At the same time, Elizabeth expresses her lively spirit and ironic mindset through the language. In her dialogues with other characters, there are many evaluative judgments and a high degree of word expressivity. Describing Elizabeth’s psychological state, the author says: “How earnestly did she then wish that her former opinion had been more reasonable, her expressions more moderate!” (Austen 279). It perfectly depicts her upright character, honesty, and, at the same time, a predisposition toward rapid conclusions and unwarranted evaluations. This feature distinguishes Elizabeth from her sister, Jane.

When describing the two sisters, Austen primarily uses antithesis – Jane is angelically kind, and she tends to acquit any human action, while Elizabeth is characterized by sober thinking, archness, and sharp tongue. Jane avoids sharp turns of phrase; her speech is emotionally neutral similarly to her discreet and prudent character.

The dialogues of the main characters are almost indistinguishable from the author’s language. Elizabeth and Mr. Darcy talk to each other in a similar manner as the author’s narration is written. But, to describe the secondary characters, Austen uses different instruments, such as irony and satire. The writer never tries to impose any judgments or moral positions on readers but, through the use of irony, she attempted to direct their attention.

In this way, since the very first pages of the novel, the absurdity of Mrs.
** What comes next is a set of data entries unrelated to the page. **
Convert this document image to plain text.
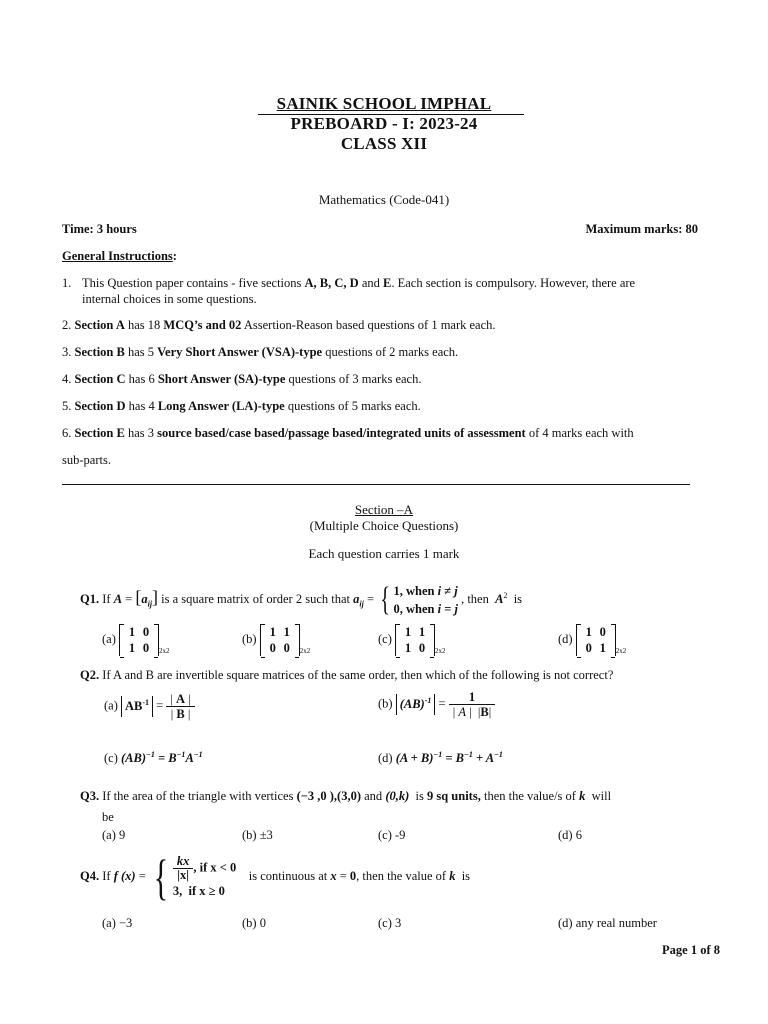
SAINIK SCHOOL IMPHAL
PREBOARD - I: 2023-24
CLASS XII
Mathematics (Code-041)
Time: 3 hours	Maximum marks: 80
General Instructions:
1. This Question paper contains - five sections A, B, C, D and E. Each section is compulsory. However, there are
internal choices in some questions.
2. Section A has 18 MCQ’s and 02 Assertion-Reason based questions of 1 mark each.
3. Section B has 5 Very Short Answer (VSA)-type questions of 2 marks each.
4. Section C has 6 Short Answer (SA)-type questions of 3 marks each.
5. Section D has 4 Long Answer (LA)-type questions of 5 marks each.
6. Section E has 3 source based/case based/passage based/integrated units of assessment of 4 marks each with
sub-parts.
Section –A
(Multiple Choice Questions)
Each question carries 1 mark
Q1. If $A = [a_{ij}]$ is a square matrix of order 2 such that $a_{ij}$ = { 1, when i ≠ j
0, when i = j , then $A^2$ is
(a)	1 0
1 0	$_{2x2}$
(b)	1 1
0 0	$_{2x2}$
(c)	1 1
1 0	$_{2x2}$
(d)	1 0
0 1	$_{2x2}$
Q2. If A and B are invertible square matrices of the same order, then which of the following is not correct?
(a) $AB^{-1} = \frac{| A |}{| B |}$	(b) $(AB)^{-1} = \frac{1}{| A | |B|}$
(c) $(AB)^{-1} = B^{-1}A^{-1}$	(d) $(A + B)^{-1} = B^{-1} + A^{-1}$
Q3. If the area of the triangle with vertices (−3 ,0 ),(3,0) and (0,k) is 9 sq units, then the value/s of k will
be
(a) 9	(b) ±3	(c) -9	(d) 6
Q4. If f (x) = { $\frac{kx}{|x|}$ , if x < 0
3,  if x ≥ 0    is continuous at x = 0, then the value of k is
(a) −3	(b) 0	(c) 3	(d) any real number
Page 1 of 8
Bennet’s character is revealed through her dialogue with her husband: “You take delight in vexing me. You have no compassion on my poor nerves.” “You mistake me, my dear. I have high respect for your nerves. They are my old friends. I have heard you mention them with consideration these twenty years at least” (Austen 10). Here, the irony is based on the nonconformity between the form of expression and the essence of the depiction of the intended idea.
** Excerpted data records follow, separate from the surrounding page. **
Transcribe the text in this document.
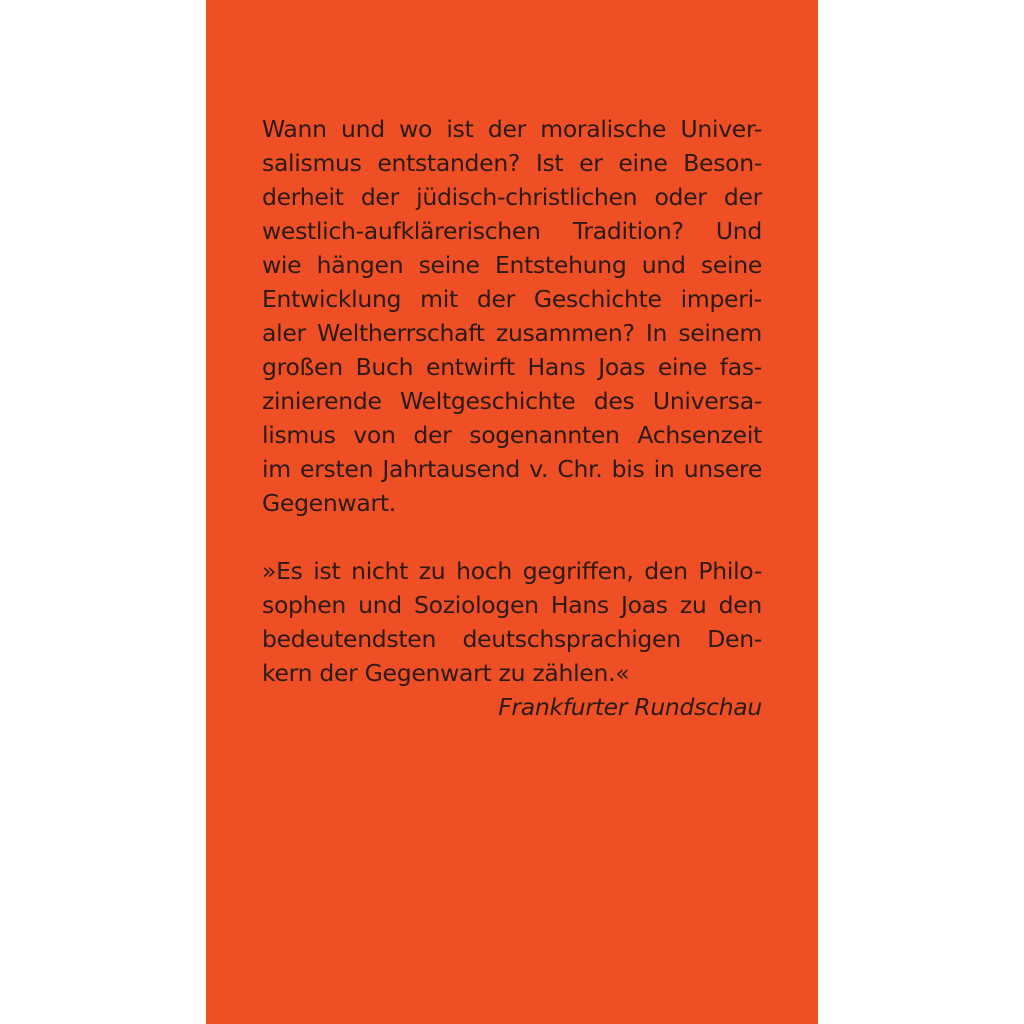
Wann und wo ist der moralische Univer-
salismus entstanden? Ist er eine Beson-
derheit der jüdisch-christlichen oder der
westlich-aufklärerischen Tradition? Und
wie hängen seine Entstehung und seine
Entwicklung mit der Geschichte imperi-
aler Weltherrschaft zusammen? In seinem
großen Buch entwirft Hans Joas eine fas-
zinierende Weltgeschichte des Universa-
lismus von der sogenannten Achsenzeit
im ersten Jahrtausend v. Chr. bis in unsere
Gegenwart.
»Es ist nicht zu hoch gegriffen, den Philo-
sophen und Soziologen Hans Joas zu den
bedeutendsten deutschsprachigen Den-
kern der Gegenwart zu zählen.«
Frankfurter Rundschau
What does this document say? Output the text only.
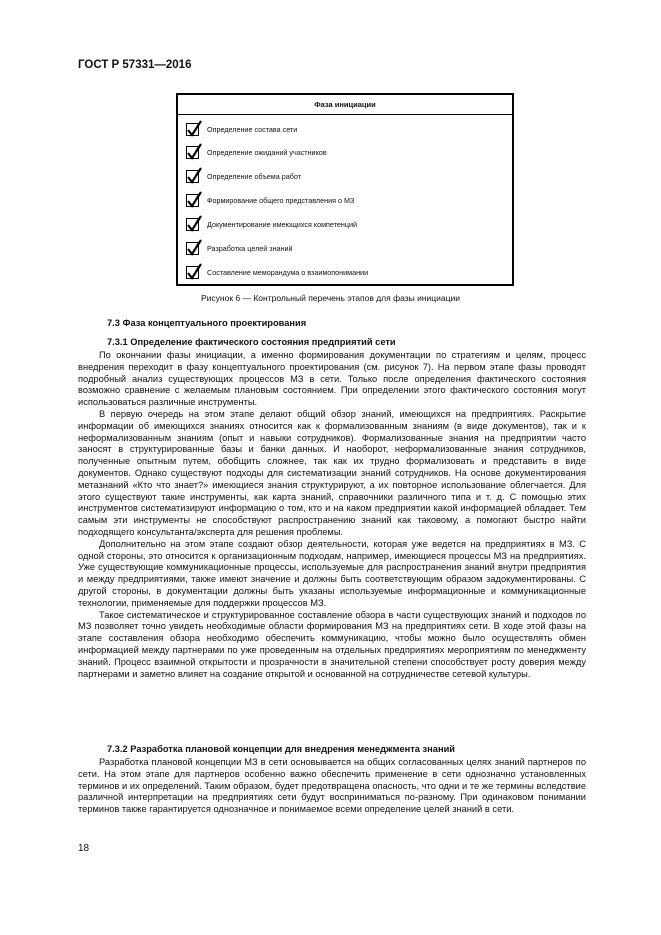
ГОСТ Р 57331—2016
Фаза инициации
Определение состава сети
Определение ожиданий участников
Определение объема работ
Формирование общего представления о МЗ
Документирование имеющихся компетенций
Разработка целей знаний
Составление меморандума о взаимопонимании
Рисунок 6 — Контрольный перечень этапов для фазы инициации
7.3 Фаза концептуального проектирования
7.3.1 Определение фактического состояния предприятий сети

По окончании фазы инициации, а именно формирования документации по стратегиям и целям, процесс внедрения переходит в фазу концептуального проектирования (см. рисунок 7). На первом этапе фазы проводят подробный анализ существующих процессов МЗ в сети. Только после определения фактического состояния возможно сравнение с желаемым плановым состоянием. При определении этого фактического состояния могут использоваться различные инструменты.

В первую очередь на этом этапе делают общий обзор знаний, имеющихся на предприятиях. Раскрытие информации об имеющихся знаниях относится как к формализованным знаниям (в виде документов), так и к неформализованным знаниям (опыт и навыки сотрудников). Формализованные знания на предприятии часто заносят в структурированные базы и банки данных. И наоборот, неформализованные знания сотрудников, полученные опытным путем, обобщить сложнее, так как их трудно формализовать и представить в виде документов. Однако существуют подходы для систематизации знаний сотрудников. На основе документирования метазнаний «Кто что знает?» имеющиеся знания структурируют, а их повторное использование облегчается. Для этого существуют такие инструменты, как карта знаний, справочники различного типа и т. д. С помощью этих инструментов систематизируют информацию о том, кто и на каком предприятии какой информацией обладает. Тем самым эти инструменты не способствуют распространению знаний как таковому, а помогают быстро найти подходящего консультанта/эксперта для решения проблемы.

Дополнительно на этом этапе создают обзор деятельности, которая уже ведется на предприятиях в МЗ. С одной стороны, это относится к организационным подходам, например, имеющиеся процессы МЗ на предприятиях. Уже существующие коммуникационные процессы, используемые для распространения знаний внутри предприятия и между предприятиями, также имеют значение и должны быть соответствующим образом задокументированы. С другой стороны, в документации должны быть указаны используемые информационные и коммуникационные технологии, применяемые для поддержки процессов МЗ.

Такое систематическое и структурированное составление обзора в части существующих знаний и подходов по МЗ позволяет точно увидеть необходимые области формирования МЗ на предприятиях сети. В ходе этой фазы на этапе составления обзора необходимо обеспечить коммуникацию, чтобы можно было осуществлять обмен информацией между партнерами по уже проведенным на отдельных предприятиях мероприятиям по менеджменту знаний. Процесс взаимной открытости и прозрачности в значительной степени способствует росту доверия между партнерами и заметно влияет на создание открытой и основанной на сотрудничестве сетевой культуры.

7.3.2 Разработка плановой концепции для внедрения менеджмента знаний

Разработка плановой концепции МЗ в сети основывается на общих согласованных целях знаний партнеров по сети. На этом этапе для партнеров особенно важно обеспечить применение в сети однозначно установленных терминов и их определений. Таким образом, будет предотвращена опасность, что одни и те же термины вследствие различной интерпретации на предприятиях сети будут восприниматься по-разному. При одинаковом понимании терминов также гарантируется однозначное и понимаемое всеми определение целей знаний в сети.

18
More about Pride and Prejudice

Mrs. Bennet’s language is as confused as her thoughts. Due to her spiritual poverty, the woman always tries to sound off and, thus, her speech is abundant with short, fragmentary, logically unconnected sentences. Mrs. Bennet’s thoughts, just like the thoughts of her favorite, Lydia, jump from one subject to another. Her phrases are strongly emotional and sometimes even rude: “But I can assure you … that Lizzy does not lose much by not suiting his fancy; for he is a most disagreeable, horrid man, not at all worth pleasing … I quite detest the man” (Austen 16).
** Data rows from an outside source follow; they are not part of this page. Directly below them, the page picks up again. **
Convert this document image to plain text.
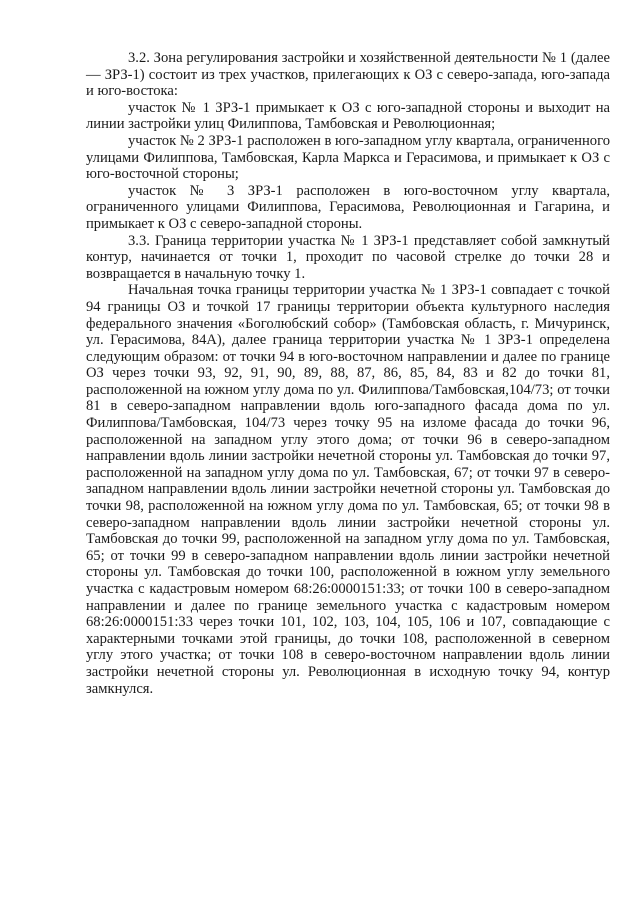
3.2. Зона регулирования застройки и хозяйственной деятельности № 1 (далее — ЗРЗ-1) состоит из трех участков, прилегающих к ОЗ с северо-запада, юго-запада и юго-востока:

участок № 1 ЗРЗ-1 примыкает к ОЗ с юго-западной стороны и выходит на линии застройки улиц Филиппова, Тамбовская и Революционная;

участок № 2 ЗРЗ-1 расположен в юго-западном углу квартала, ограниченного улицами Филиппова, Тамбовская, Карла Маркса и Герасимова, и примыкает к ОЗ с юго-восточной стороны;

участок № 3 ЗРЗ-1 расположен в юго-восточном углу квартала, ограниченного улицами Филиппова, Герасимова, Революционная и Гагарина, и примыкает к ОЗ с северо-западной стороны.

3.3. Граница территории участка № 1 ЗРЗ-1 представляет собой замкнутый контур, начинается от точки 1, проходит по часовой стрелке до точки 28 и возвращается в начальную точку 1.

Начальная точка границы территории участка № 1 ЗРЗ-1 совпадает с точкой 94 границы ОЗ и точкой 17 границы территории объекта культурного наследия федерального значения «Боголюбский собор» (Тамбовская область, г. Мичуринск, ул. Герасимова, 84А), далее граница территории участка № 1 ЗРЗ-1 определена следующим образом: от точки 94 в юго-восточном направлении и далее по границе ОЗ через точки 93, 92, 91, 90, 89, 88, 87, 86, 85, 84, 83 и 82 до точки 81, расположенной на южном углу дома по ул. Филиппова/Тамбовская,104/73; от точки 81 в северо-западном направлении вдоль юго-западного фасада дома по ул. Филиппова/Тамбовская, 104/73 через точку 95 на изломе фасада до точки 96, расположенной на западном углу этого дома; от точки 96 в северо-западном направлении вдоль линии застройки нечетной стороны ул. Тамбовская до точки 97, расположенной на западном углу дома по ул. Тамбовская, 67; от точки 97 в северо-западном направлении вдоль линии застройки нечетной стороны ул. Тамбовская до точки 98, расположенной на южном углу дома по ул. Тамбовская, 65; от точки 98 в северо-западном направлении вдоль линии застройки нечетной стороны ул. Тамбовская до точки 99, расположенной на западном углу дома по ул. Тамбовская, 65; от точки 99 в северо-западном направлении вдоль линии застройки нечетной стороны ул. Тамбовская до точки 100, расположенной в южном углу земельного участка с кадастровым номером 68:26:0000151:33; от точки 100 в северо-западном направлении и далее по границе земельного участка с кадастровым номером 68:26:0000151:33 через точки 101, 102, 103, 104, 105, 106 и 107, совпадающие с характерными точками этой границы, до точки 108, расположенной в северном углу этого участка; от точки 108 в северо-восточном направлении вдоль линии застройки нечетной стороны ул. Революционная в исходную точку 94, контур замкнулся.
In this way, the fashion of characters’ speech in Pride and Prejudice has as important meaning as the content of what they are saying. Each character is endowed with the individualized manner of language use defined by his or her nature, psyche, the level of culture, and life context. All these factors determine the vocabulary composition, stylistic structure, and intonation associated with characters’ expressions. It is possible to say that the stylistic characterization of personages’ speech allows readers better to comprehend the ideas which Austen tried to convey through her novel. The way of each character’s thinking is interrelated with his/her psychology, and, through the examination of dialogues, it is possible to identify the foundations of his/her self-constructed misery and discontent with life – pride and prejudice.

Works Cited

Auerbach, Emily. Searching for Jane Austen. U of Wisconsin, 2004. Web.

Austen, Jane. Pride and Prejudice. Folio Creations, 2014. Web.

Battersby, Matilda. “Rare Jane Austen ‘My Own Darling Child’ Letter about Pride and Prejudice Goes on Show.” Independent. 2013. Web.